1 WE HAVE been playing board games in some cases, the same board games for millennia. Chess, checkers, backgammon and Go all have origins in the ancient world. King Tut was buried with multiple sets of an Egyptian game called senet. Ajax and Achilles still appear hunched over a board in the midst of play on hundreds of pieces of Greek pottery. And the Ashanti people of Ghana are believed to have created a board game called wari, which you may know as mancala.
2 IT WASN'T until the 19th century that board games began to be sold commercially. The first, Mansion of Happiness, came out in England in 1800. The 'mansion' was heaven, and players raced to get there. Decades later, Milton Bradley reworked-and rebranded it as The Checkered Game of Life. It was the only board game Bradley personally worked on.
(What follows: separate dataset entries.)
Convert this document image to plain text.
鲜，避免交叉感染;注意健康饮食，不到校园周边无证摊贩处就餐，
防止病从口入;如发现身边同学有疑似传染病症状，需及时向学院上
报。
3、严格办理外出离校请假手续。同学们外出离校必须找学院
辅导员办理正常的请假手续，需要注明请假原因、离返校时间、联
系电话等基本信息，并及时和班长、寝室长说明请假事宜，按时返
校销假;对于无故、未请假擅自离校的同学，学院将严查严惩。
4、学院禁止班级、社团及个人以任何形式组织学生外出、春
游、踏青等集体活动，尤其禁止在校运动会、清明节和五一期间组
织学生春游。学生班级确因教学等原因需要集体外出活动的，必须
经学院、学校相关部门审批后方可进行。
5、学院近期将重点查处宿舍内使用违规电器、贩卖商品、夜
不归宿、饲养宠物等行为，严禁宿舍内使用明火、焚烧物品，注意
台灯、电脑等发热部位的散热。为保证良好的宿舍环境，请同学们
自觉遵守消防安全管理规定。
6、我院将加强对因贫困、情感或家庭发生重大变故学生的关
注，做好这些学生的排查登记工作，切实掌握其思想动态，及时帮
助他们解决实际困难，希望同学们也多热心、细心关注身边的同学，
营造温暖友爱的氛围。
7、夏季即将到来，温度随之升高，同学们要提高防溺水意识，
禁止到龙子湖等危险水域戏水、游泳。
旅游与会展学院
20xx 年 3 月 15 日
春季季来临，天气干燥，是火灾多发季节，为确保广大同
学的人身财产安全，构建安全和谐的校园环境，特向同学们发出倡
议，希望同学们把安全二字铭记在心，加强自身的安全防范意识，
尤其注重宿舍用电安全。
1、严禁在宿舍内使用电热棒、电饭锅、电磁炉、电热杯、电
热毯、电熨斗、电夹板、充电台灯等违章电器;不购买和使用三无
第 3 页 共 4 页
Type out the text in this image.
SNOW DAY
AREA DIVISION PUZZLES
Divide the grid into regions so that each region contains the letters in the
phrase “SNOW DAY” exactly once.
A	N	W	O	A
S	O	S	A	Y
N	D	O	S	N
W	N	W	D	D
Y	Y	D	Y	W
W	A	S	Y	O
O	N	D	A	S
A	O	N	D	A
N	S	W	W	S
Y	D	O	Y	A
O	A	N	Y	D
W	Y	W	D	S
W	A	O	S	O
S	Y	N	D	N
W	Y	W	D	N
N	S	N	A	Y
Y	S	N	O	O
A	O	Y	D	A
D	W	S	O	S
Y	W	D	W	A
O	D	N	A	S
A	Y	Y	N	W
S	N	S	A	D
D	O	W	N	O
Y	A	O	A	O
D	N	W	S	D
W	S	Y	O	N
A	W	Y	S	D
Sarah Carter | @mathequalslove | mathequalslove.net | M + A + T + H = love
3 ANOTHER POPULAR racing game, Parcheesi, has roots 3 in ancient India, where it was called pachisi, from the Hindi word for 'twenty-five', the highest possible outcome of a single throw. But whereas Americans only tweaked the name, the Brits decided to call it Ludo ('lew-doh), Latin for 'I play. So when Englishman Anthony E. Pratt developed his murder-mystery board game in 1943, he called it Cluedo, playing on Ludo.
4 IN INTERNATIONAL versions of Cluedo, the colourful cast can look quite different from the US version. Professor Plum was originally called Dr Orange in Spain. Mr Green goes by Chef Lettuce in Chile. Mrs Peacock is Mrs Purple in Brazil and Mrs Periwinkle in France and in Switzerland, she's Captain Blue, a man.